Hi everyone! Newbie to Coda and testing out some possible features. Is it possible to link individual rows from 2 separately owned project tables?
For example:
one employee from team ‘x’ supports projects for team ‘a’ and team ‘b’
team ‘x’ has their own team project management table to track projects across various people on team ‘x’ who also support many other teams (team c, team d, etc)
team ‘a’ and 'team ‘b’ have their own tables to track projects as well that tracks team ‘a’ and team ‘b’ employees. To avoid having to manually add project rows to 3 different tables, is it possible to populate select rows from the team ‘x’ table to team ‘a’ and team ‘b’ tables. I see how to link to a row from another table but is it possible to populate the entire row while also controlling the editing from another source.
A table for one team where that one team has a set amount of consistent individuals would def work. However some individuals support many teams/orgs that use their own Coda tables as trackers (or other type of non-Coda trackers).
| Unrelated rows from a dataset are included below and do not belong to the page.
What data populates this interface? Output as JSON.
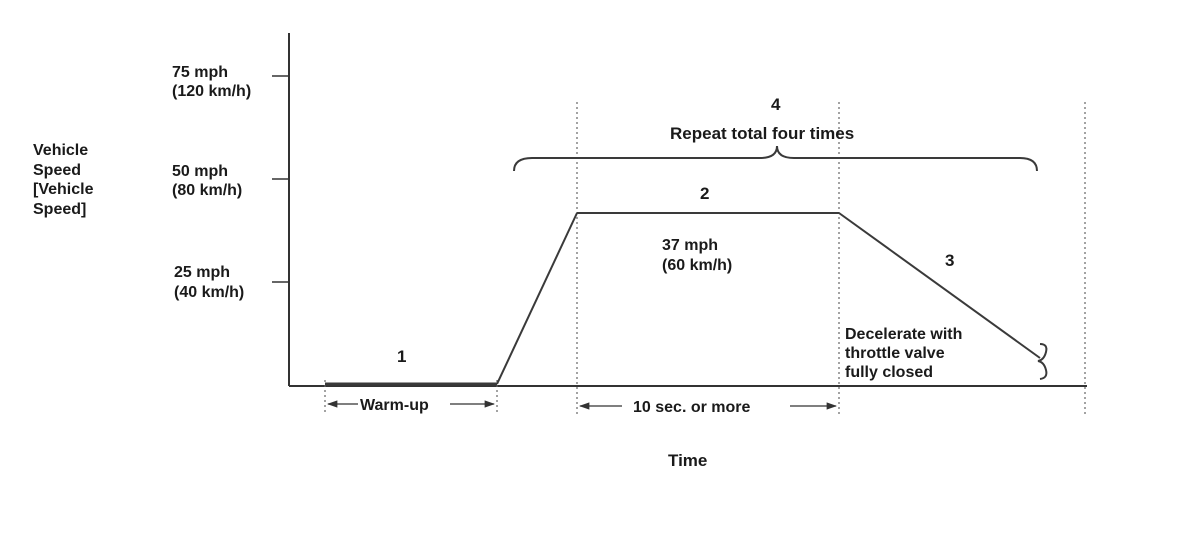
{
  "y_axis_label": [
    "Vehicle",
    "Speed",
    "[Vehicle",
    "Speed]"
  ],
  "y_ticks": [
    {
      "mph": "75 mph",
      "kmh": "(120 km/h)"
    },
    {
      "mph": "50 mph",
      "kmh": "(80 km/h)"
    },
    {
      "mph": "25 mph",
      "kmh": "(40 km/h)"
    }
  ],
  "x_axis_label": "Time",
  "steps": {
    "step1": "1",
    "step2": "2",
    "step3": "3",
    "step4": "4"
  },
  "repeat_label": "Repeat total four times",
  "cruise_speed": {
    "mph": "37 mph",
    "kmh": "(60 km/h)"
  },
  "decel_note": [
    "Decelerate with",
    "throttle valve",
    "fully closed"
  ],
  "intervals": {
    "warmup": "Warm-up",
    "hold": "10 sec. or more"
  },
  "colors": {
    "line": "#3a3a3a",
    "text": "#1a1a1a",
    "background": "#ffffff"
  }
}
These tables house a variety of projects that other teams just don’t ever support/need to view and may be only relevant to just the one team. Support workers may filter in an out over time so will not remain consistent to various team’s projects across the entire enterprise. It’s also difficult to gain alignment across many teams for one singular table. So this is where it would be nice to have both options in our pocket: one table to support a main team and the ability to populate project rows into other team’s tables. Just unsure how to do that second one.
You can use addRow() in buttons and automations to add new rows to a table, populated by info from another table. The difficulty is always to make sure that there are no errors of omission or Commission.
The info is a copy, and changes will not reflect automatically.
To address that, you could consider using a “intersection” table to link members/teams with projects.
But probably that table will quickly get as large and more cumbersome than having a single project and a single team table. There does not need to be complete alignment on a shared table, just add the fields each needs, and then give them views.
Bear in mind, that chances are 99% you are not going to get an optimum design the first time you attempt this in Coda. I would suggest that you give yourself a couple of weeks/months to build one or two prototypes.
And I would still start with as few tables as possible, and only split of of you really, really have to.